Les frontières terrestres de Qal’Hara se concentrent exclusivement au nord du pays :
Le reste du territoire est bordé par les mers méridionales, faisant de Qal’Hara une puissance maritime naturelle malgré son cœur désertique.

Le territoire qal’hari est recouvert à près de 85 % par un vaste désert mêlant dunes de sable fin, plateaux rocheux et mers minérales arides. Ce désert, apparemment uniforme, est ponctué de centaines d’oasis, naturelles ou aménagées, autour desquelles se sont développées villes, ports caravaniers et cités-états.
À l’extrême est du pays, le long de la frontière avec Kadeshar, se trouve une petite péninsule couverte d’une forêt tropicale dense, nommée Al-Jannat al-Zumarud. Son climat humide, sa faune et sa végétation luxuriante sont identiques à ceux du voisin nordique, formant un contraste saisissant avec le reste du territoire et une zone d’intérêt stratégique autant qu’économique.
Si la surface de Qal’Hara offre peu de diversité apparente, ses sous-sols sont parmi les plus riches du monde connu. Le pays repose sur d’immenses gisements de pierres précieuses, de métaux rares et de minerais exotiques, exploités depuis des siècles.

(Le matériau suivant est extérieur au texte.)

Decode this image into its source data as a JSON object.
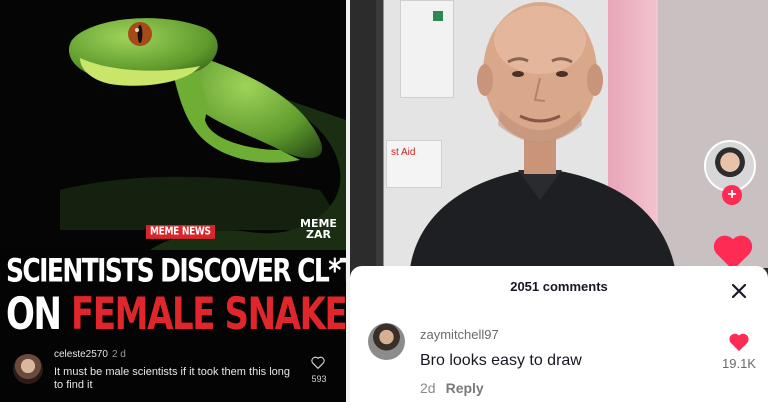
{
  "left_post": {
    "badge": "MEME NEWS",
    "logo_line1": "MEME",
    "logo_line2": "ZAR",
    "headline_line1": "SCIENTISTS DISCOVER CL*TORISES",
    "headline_line2_prefix": "ON",
    "headline_line2_highlight": "FEMALE SNAKES",
    "accent_color": "#e1262b",
    "comment": {
      "username": "celeste2570",
      "time": "2 d",
      "text": "It must be male scientists if it took them this long to find it",
      "likes": "593"
    }
  },
  "right_video": {
    "first_aid_sign": "st Aid",
    "comments_header": "2051 comments",
    "comment": {
      "username": "zaymitchell97",
      "text": "Bro looks easy to draw",
      "time": "2d",
      "reply_label": "Reply",
      "likes": "19.1K"
    },
    "like_color": "#fe2c55"
  }
}
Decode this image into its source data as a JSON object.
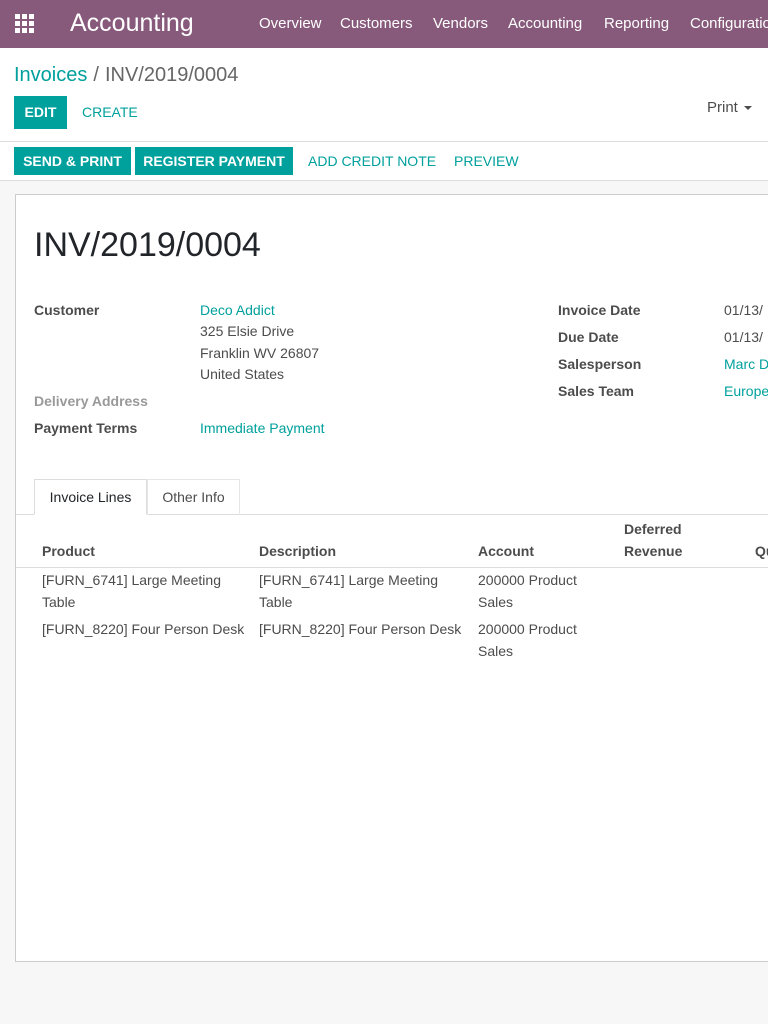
{
  "navbar": {
    "app_name": "Accounting",
    "menu": [
      "Overview",
      "Customers",
      "Vendors",
      "Accounting",
      "Reporting",
      "Configuration"
    ]
  },
  "breadcrumb": {
    "parent": "Invoices",
    "separator": "/",
    "current": "INV/2019/0004"
  },
  "control": {
    "edit": "EDIT",
    "create": "CREATE",
    "print": "Print",
    "send_print": "SEND & PRINT",
    "register_payment": "REGISTER PAYMENT",
    "add_credit_note": "ADD CREDIT NOTE",
    "preview": "PREVIEW"
  },
  "invoice": {
    "number": "INV/2019/0004",
    "customer_label": "Customer",
    "customer_name": "Deco Addict",
    "address_line1": "325 Elsie Drive",
    "address_line2": "Franklin WV 26807",
    "address_line3": "United States",
    "delivery_label": "Delivery Address",
    "payment_terms_label": "Payment Terms",
    "payment_terms": "Immediate Payment",
    "invoice_date_label": "Invoice Date",
    "invoice_date": "01/13/",
    "due_date_label": "Due Date",
    "due_date": "01/13/",
    "salesperson_label": "Salesperson",
    "salesperson": "Marc D",
    "sales_team_label": "Sales Team",
    "sales_team": "Europe"
  },
  "tabs": [
    {
      "label": "Invoice Lines",
      "active": true
    },
    {
      "label": "Other Info",
      "active": false
    }
  ],
  "table": {
    "headers": {
      "product": "Product",
      "description": "Description",
      "account": "Account",
      "deferred_1": "Deferred",
      "deferred_2": "Revenue",
      "quantity": "Qu"
    },
    "rows": [
      {
        "product": "[FURN_6741] Large Meeting Table",
        "description": "[FURN_6741] Large Meeting Table",
        "account": "200000 Product Sales"
      },
      {
        "product": "[FURN_8220] Four Person Desk",
        "description": "[FURN_8220] Four Person Desk",
        "account": "200000 Product Sales"
      }
    ]
  }
}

Selon les estimations des savants kheprasites, les terres qal’hariennes constitueraient les sols les plus riches jamais recensés, une réalité qui explique directement la prospérité exceptionnelle, la puissance financière et l’influence diplomatique des Émirats Unis de Qal’Hara à l’échelle du continent.

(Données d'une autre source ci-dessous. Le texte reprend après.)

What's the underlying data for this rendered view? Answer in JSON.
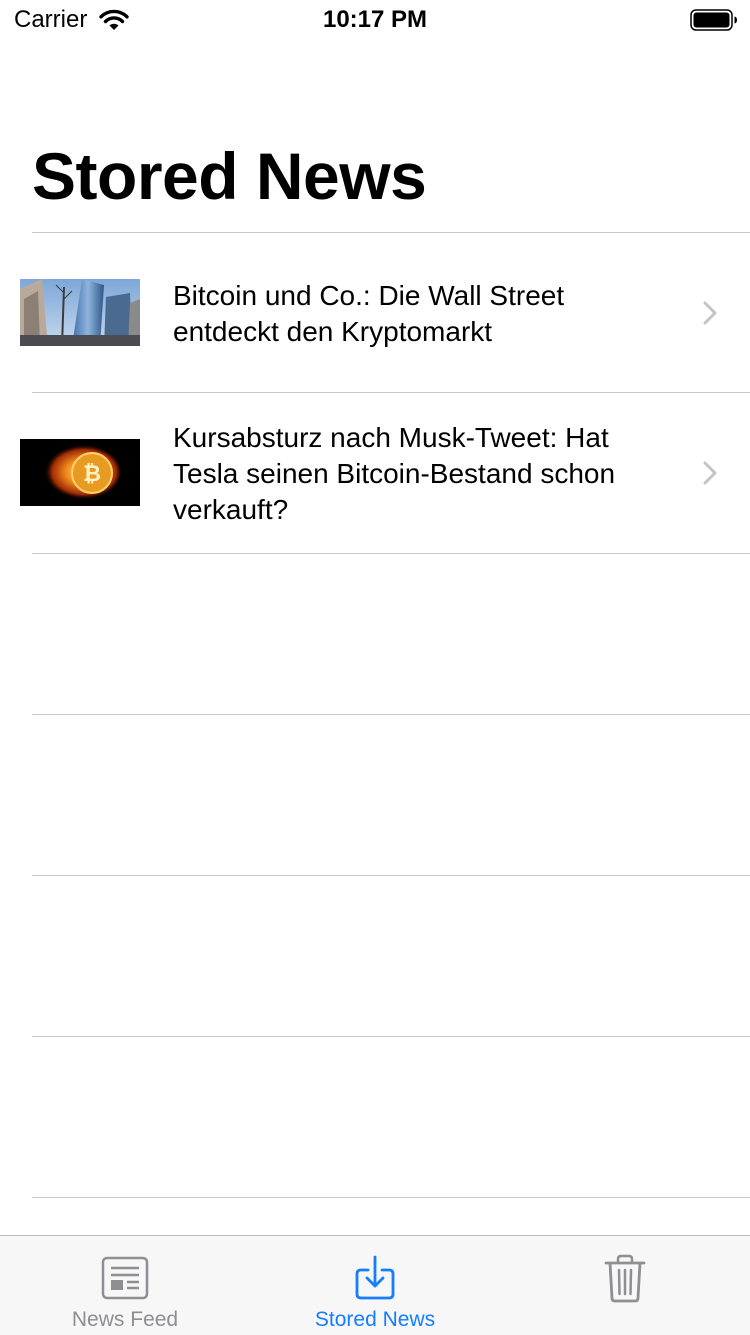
{
  "status_bar": {
    "carrier": "Carrier",
    "time": "10:17 PM"
  },
  "page": {
    "title": "Stored News"
  },
  "articles": [
    {
      "title": "Bitcoin und Co.: Die Wall Street entdeckt den Kryptomarkt",
      "thumbnail": "skyscraper-photo"
    },
    {
      "title": "Kursabsturz nach Musk-Tweet: Hat Tesla seinen Bitcoin-Bestand schon verkauft?",
      "thumbnail": "burning-bitcoin-photo"
    }
  ],
  "tab_bar": {
    "tabs": [
      {
        "label": "News Feed",
        "icon": "newspaper-icon",
        "selected": false
      },
      {
        "label": "Stored News",
        "icon": "download-tray-icon",
        "selected": true
      },
      {
        "label": "",
        "icon": "trash-icon",
        "selected": false
      }
    ]
  },
  "colors": {
    "accent": "#147EFB",
    "tab_inactive": "#8e8e93",
    "separator": "#c8c7cc",
    "chevron": "#c4c4c7"
  }
}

« La Cité des Mille Dômes »
Capitale politique et spirituelle de Qal’Hara, Qal’Sharim s’élève autour de la plus vaste oasis du pays. Ses palais de marbre clair, ses coupoles dorées et ses minarets élancés dominent le désert environnant.

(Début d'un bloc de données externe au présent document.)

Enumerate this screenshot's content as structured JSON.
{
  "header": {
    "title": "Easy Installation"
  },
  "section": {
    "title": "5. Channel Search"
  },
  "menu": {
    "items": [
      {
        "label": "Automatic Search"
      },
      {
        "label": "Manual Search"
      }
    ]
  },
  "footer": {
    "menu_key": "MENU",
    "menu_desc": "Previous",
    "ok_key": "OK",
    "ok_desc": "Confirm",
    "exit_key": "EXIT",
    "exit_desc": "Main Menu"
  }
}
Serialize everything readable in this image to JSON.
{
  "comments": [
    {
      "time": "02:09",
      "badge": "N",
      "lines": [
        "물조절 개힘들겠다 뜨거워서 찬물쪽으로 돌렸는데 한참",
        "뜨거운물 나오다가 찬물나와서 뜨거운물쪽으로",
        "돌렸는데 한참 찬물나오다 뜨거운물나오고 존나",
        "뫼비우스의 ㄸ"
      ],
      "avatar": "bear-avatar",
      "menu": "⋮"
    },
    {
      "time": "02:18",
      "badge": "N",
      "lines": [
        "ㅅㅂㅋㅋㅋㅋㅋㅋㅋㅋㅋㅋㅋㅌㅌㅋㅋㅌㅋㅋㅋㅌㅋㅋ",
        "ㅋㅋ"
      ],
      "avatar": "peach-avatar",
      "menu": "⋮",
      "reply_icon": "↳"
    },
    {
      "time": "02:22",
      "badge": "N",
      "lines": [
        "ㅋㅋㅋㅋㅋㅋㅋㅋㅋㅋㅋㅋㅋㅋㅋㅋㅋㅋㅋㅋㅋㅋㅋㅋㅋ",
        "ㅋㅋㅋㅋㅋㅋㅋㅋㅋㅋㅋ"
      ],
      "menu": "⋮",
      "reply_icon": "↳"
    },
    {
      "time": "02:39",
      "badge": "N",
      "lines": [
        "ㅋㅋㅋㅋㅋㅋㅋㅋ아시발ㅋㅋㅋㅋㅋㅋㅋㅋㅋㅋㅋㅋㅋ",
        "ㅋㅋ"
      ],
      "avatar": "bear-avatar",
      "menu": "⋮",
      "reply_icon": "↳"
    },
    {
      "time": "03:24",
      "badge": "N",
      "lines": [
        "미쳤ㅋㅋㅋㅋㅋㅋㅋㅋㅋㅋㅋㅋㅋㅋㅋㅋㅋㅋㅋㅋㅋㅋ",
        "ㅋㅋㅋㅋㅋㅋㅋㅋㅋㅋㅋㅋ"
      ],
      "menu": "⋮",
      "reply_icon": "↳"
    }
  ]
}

Siège du Conseil des Émirs, la ville est réputée pour ses tribunaux, ses académies savantes et ses marchés de gemmes où s’échangent des fortunes en quelques paroles.
« Le Port de la Mer Dorée »
Principal port méridional sur l’océan du Ponant, Al-Bahr al-Dhahabi est la porte maritime de Qal’Hara. Ses quais sont saturés de navires marchands, de boutres lourdement chargés et de galères escortant les cargaisons de minerais précieux.
Ville cosmopolite, elle abrite marchands étrangers, corsaires sous contrat et comptoirs secrets de grandes maisons commerciales.
« La Clef des Deux Fleuves »
Bâtie autour de la légendaire Oasis de Khonsou, Madinat Khonsou est le cœur géostratégique du pays. Carrefour des routes caravanières reliant Namereth à Kadeshar, elle est lourdement fortifiée et jalousement disputée en influence.
Son émir contrôle les taxes commerciales les plus lucratives du continent.
« La Vieille Fleur du Désert »
Considérée comme l’un des plus anciens établissements de Qal’Hara, Al-Zahra al-Qadima est une cité minière bâtie au-dessus de galeries antiques.
Ses habitants vivent littéralement au-dessus d’un labyrinthe souterrain, où sont extraites pierres précieuses et minerais rares. Les légendes parlent de royaumes enfouis et de djinns de la terre.
« La Lumière des Dunes »
Ville-oasis raffinée et fastueuse, Nur al-Ramla est célèbre pour ses jardins suspendus, ses bassins d’eau claire et ses palais ouverts aux vents du désert.
C’est un centre culturel majeur, réputé pour ses poètes, ses conteurs et ses mécènes, souvent comparée à un joyau posé sur le sable.
« La Montagne d’Émeraude »
Située aux confins de la péninsule d’Al-Jannat al-Zumarud, Jabal al-Zumarud domine la forêt tropicale depuis un plateau rocheux riche en gemmes vertes et minéraux rares.
Ville-frontière, à la fois minière et forestière, elle sert de point de contact, et parfois de friction, avec Kadeshar. Son émir règne sur des richesses naturelles colossales.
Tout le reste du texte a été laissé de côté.